Don’t be put off though. Our man in Kuwait welcomes applicants from the UK whatever their background: “While it’s good to have project experience, everyone’s fishing from the same pool. It’s good to get fresh ideas, fresh blood. There’s lots of people who could make a contribution.”

If you’re considering a move, it’s worth approaching firms who work outside commercial property sectors – you may find they’re more flexible on skills and experience too.

At Turner & Townsend, global recruitment adviser Steve Chapman says it is moving staff to the “booming” markets of Australia, Africa and Canada to work on oil and gas projects. “There are huge opportunities in emerging oil and gas markets. Australia is one of the key ones that hasn’t been massively affected – it’s not in recession, they still had growth last financial year.” T&T already has a number of offices in these areas which are expanding, and it is looking to open new ones in “key locations” that Chapman won’t divulge.

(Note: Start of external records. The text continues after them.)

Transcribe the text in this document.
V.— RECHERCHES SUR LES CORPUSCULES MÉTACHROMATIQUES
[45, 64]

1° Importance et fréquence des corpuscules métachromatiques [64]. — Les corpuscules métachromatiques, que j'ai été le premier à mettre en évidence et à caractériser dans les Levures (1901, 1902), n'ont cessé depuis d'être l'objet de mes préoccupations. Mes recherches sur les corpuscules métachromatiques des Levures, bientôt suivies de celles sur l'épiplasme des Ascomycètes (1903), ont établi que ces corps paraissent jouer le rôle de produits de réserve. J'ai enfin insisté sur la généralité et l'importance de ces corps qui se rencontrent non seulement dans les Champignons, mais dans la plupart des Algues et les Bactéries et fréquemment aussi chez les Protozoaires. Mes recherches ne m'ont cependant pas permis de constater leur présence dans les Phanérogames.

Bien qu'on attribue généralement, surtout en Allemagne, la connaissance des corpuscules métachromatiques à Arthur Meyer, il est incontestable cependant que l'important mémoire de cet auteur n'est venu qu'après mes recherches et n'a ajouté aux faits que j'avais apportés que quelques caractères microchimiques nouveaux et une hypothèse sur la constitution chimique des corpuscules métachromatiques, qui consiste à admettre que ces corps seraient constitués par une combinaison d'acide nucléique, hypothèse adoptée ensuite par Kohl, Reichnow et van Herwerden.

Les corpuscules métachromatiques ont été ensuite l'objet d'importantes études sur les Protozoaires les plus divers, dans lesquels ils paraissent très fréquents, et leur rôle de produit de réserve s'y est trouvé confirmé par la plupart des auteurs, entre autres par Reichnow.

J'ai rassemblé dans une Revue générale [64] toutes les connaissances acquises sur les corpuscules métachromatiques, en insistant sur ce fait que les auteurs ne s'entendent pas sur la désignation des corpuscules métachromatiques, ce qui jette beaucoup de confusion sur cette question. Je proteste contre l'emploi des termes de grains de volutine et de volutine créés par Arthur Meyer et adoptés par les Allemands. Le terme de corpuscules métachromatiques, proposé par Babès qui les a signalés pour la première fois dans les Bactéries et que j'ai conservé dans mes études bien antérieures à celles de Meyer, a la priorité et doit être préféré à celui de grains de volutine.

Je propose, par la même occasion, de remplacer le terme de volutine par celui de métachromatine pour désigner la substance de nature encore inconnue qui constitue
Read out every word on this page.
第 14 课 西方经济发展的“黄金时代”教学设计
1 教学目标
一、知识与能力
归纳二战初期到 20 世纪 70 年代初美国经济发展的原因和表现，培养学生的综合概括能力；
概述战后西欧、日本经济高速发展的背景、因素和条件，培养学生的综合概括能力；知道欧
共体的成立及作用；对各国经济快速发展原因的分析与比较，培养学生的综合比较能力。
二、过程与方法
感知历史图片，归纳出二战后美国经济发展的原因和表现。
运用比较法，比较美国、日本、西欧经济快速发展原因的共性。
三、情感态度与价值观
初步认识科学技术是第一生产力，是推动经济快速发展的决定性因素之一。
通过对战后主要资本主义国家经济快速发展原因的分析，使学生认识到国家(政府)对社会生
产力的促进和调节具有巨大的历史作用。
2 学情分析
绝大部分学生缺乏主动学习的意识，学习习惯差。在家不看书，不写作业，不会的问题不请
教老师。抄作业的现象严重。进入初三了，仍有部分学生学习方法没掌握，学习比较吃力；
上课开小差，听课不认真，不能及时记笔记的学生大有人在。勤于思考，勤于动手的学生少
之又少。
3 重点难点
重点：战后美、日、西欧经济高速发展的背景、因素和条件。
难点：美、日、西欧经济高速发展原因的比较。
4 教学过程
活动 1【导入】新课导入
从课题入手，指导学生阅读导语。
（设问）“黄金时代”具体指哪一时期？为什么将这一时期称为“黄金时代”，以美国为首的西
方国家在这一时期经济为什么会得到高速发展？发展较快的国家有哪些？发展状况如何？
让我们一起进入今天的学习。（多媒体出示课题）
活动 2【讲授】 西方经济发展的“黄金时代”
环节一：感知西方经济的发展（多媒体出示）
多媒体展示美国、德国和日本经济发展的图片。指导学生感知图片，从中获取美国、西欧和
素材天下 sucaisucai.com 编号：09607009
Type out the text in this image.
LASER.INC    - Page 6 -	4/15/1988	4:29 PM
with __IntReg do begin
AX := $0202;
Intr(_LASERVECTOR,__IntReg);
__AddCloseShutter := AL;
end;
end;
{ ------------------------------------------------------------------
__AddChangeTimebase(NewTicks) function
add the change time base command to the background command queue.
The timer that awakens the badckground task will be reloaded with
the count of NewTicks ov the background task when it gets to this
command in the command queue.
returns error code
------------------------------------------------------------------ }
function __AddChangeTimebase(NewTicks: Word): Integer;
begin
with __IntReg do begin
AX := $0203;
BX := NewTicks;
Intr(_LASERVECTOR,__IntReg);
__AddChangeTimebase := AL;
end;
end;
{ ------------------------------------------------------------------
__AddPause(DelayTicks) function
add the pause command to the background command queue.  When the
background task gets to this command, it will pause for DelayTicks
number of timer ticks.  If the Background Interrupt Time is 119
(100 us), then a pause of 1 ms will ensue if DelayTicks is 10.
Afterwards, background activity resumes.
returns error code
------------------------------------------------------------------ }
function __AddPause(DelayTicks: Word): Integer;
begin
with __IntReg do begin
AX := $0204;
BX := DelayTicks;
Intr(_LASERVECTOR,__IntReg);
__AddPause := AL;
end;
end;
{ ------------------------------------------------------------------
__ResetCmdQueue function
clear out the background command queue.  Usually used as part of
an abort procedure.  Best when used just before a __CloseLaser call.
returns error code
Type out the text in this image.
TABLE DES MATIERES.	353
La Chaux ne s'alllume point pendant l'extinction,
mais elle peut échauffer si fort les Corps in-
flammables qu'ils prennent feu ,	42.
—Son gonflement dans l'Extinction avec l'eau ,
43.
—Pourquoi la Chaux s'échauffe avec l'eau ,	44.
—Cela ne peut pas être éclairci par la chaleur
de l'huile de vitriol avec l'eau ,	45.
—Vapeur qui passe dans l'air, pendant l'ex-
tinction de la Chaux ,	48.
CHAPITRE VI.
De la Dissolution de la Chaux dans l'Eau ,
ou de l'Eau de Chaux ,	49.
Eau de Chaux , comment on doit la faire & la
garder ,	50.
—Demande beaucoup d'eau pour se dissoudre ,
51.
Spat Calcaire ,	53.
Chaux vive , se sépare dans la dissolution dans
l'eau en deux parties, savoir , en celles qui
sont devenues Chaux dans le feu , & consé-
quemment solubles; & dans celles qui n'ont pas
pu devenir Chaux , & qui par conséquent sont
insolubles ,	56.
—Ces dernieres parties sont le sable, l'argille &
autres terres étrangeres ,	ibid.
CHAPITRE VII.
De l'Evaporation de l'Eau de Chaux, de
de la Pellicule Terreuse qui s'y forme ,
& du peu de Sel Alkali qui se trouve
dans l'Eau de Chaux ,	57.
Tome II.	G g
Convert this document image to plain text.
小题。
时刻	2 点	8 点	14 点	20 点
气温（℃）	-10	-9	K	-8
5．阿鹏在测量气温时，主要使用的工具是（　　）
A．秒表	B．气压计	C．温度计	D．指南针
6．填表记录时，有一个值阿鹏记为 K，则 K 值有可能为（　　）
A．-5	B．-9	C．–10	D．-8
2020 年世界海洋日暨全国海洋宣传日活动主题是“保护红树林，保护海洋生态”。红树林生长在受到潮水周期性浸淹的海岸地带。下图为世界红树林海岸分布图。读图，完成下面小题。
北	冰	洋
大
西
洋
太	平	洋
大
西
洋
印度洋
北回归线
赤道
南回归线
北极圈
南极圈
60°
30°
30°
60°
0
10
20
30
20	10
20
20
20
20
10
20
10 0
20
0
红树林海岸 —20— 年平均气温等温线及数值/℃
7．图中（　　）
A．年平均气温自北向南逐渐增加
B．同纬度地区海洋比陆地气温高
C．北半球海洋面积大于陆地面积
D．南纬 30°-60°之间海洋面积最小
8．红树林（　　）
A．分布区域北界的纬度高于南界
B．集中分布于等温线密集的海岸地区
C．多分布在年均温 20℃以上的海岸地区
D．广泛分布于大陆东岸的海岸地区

Hill International is also recruiting people to work on oil, gas, power and nuclear projects around the world. “There’s quite a power shortage in the world at the moment,” says senior vice president David Price. “That part of our business is doing very well.” He predicts growth in the more cash-rich states of the Middle East, north Africa, eastern Europe and Russia. “There are lots of emerging projects – big infrastructure projects that are still going to continue in the future. We’re looking for people who will be prepared to travel – that’s going to become increasingly important. People are going to have to become more flexible.”

As for the type of skills he’s looking for, Price would like to hear from QSs, delay analysts, engineers and project planners and programmers. Those rare Brits who can speak another language are also much in demand: “There are big opportunities in South America for people who are fluent in technical Spanish.”

Applicants need not necessarily have worked in these sectors before – and Price has some other good news for anyone who’s considering a move. “Our clients will always say they want to work with people who’ve worked on previous oil and gas or power projects – that does make it easier. But if you’ve had a wide variety of experience, you’ve worked in water, civil engineering, buildings and seen different types of construction it makes you much more saleable. We’re always looking for people who are experienced. If someone good comes on the market, we’ll be very keen to take them if they’ve got the right level of experience. There are plenty of areas in the world that are still buoyant.”